After triple talaq, Centre to oppose 'nikah halala' in Supreme Court, says practice violates principles of justice

The government is to oppose the practice of 'nikah halala' in the Supreme Court, which allows a man to remarry his wife only after the latter is divorced again, when the top court examines its legal validity in the coming days, a senior Law Ministry functionary said on Friday.

Press Trust of India June 30, 2018 12:20:18 IST
After triple talaq, Centre to oppose 'nikah halala' in Supreme Court, says practice violates principles of justice

New Delhi: The government is to oppose the practice of 'nikah halala' in the Supreme Court, which allows a man to remarry his wife only after the latter is divorced again, when the top court examines its legal validity in the coming days, a senior Law Ministry functionary said on Friday.

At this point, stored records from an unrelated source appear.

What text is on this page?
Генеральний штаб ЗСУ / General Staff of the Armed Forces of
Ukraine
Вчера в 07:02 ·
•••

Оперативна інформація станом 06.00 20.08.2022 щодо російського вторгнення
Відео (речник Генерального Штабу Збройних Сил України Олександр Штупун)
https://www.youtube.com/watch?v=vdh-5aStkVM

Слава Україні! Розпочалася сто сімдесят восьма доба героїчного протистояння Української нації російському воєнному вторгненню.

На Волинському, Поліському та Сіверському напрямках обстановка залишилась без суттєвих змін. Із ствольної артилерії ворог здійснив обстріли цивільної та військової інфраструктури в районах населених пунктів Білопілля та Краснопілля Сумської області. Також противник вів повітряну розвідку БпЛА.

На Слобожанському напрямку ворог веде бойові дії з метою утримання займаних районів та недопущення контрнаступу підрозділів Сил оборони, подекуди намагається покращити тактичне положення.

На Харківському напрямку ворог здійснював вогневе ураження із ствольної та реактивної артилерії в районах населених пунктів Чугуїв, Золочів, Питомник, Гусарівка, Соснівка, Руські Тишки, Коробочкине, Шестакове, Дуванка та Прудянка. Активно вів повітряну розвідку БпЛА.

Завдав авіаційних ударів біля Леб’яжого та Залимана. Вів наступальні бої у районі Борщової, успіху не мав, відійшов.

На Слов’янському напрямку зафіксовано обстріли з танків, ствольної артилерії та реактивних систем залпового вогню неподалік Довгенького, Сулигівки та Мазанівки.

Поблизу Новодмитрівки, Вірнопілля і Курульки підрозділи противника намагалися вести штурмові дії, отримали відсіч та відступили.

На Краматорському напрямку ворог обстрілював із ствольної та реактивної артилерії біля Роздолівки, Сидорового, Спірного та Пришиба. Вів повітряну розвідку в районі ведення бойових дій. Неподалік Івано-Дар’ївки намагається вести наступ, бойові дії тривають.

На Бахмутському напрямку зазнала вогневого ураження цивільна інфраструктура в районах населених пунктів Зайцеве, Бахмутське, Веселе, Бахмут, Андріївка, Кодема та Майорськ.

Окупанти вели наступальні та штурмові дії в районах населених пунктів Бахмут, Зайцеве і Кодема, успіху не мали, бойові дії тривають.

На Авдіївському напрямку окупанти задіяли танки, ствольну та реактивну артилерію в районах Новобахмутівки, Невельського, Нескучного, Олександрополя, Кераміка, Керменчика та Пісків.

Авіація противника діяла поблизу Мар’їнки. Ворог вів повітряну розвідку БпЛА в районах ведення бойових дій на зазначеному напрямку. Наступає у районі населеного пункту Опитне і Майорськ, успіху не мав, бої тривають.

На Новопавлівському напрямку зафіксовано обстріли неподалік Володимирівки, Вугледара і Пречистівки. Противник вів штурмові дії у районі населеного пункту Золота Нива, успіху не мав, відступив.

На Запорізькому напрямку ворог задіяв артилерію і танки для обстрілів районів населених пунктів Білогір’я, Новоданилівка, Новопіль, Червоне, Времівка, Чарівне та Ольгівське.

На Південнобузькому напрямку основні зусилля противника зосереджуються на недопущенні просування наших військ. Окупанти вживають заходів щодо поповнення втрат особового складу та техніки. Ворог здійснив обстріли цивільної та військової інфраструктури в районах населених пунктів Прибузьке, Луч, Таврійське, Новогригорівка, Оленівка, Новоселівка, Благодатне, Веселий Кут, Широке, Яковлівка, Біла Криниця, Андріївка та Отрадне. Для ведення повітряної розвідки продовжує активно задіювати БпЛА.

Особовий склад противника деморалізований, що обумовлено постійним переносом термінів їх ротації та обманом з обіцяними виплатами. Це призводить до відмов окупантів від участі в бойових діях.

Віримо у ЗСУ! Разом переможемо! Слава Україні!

Under nikah halala, a man cannot remarry his former wife unless she marries another man, consummates the marriage, gets a divorce and observes a period of separation period called 'iddat'.

After triple talaq Centre to oppose nikah halala in Supreme Court says practice violates principles of justice

Protests against triple talaq. AP

The government believes that the practice is against the principles of gender justice and had made its stand clear in the apex court on the issue, the functionary said.

But the top court had then decided to only take up the issue of instant ‘triple talaq’ and consider the issues of nikah halala and polygamy separately.

In March, the Supreme Court had issued notice to the Centre on the issue of nikah halala and polygamy.

"The stand is the same. The Union of India is opposed to the practice. It will be reflected in the Supreme Court," the functionary said.

The apex court had last year declared instant triple talaq as unconstitutional. The government had later brought a bill to make triple talaq a penal offence.

The bill, passed by the Lok Sabha, is pending in the Rajya Sabha. It makes instant triple talaq illegal with up to three years in jail for the husband.

The Muslim Women (Protection of Rights on Marriage) Bill would only be applicable on instant triple talaq or 'talaq-e- biddat'. It gives power to the victim to approach a magistrate seeking "subsistence allowance" for herself and minor children. A victim can also seek the custody of her minor children from the magistrate.

Under the draft law, instant triple talaq in any form — spoken, in writing, or by electronic means such as email, SMS, and WhatsApp — would be illegal and void.

The legal validity of nikah halala will now be examined by the Supreme Court. A Constitution Bench of the top court will hear four petitions challenging the legal validity of the practice.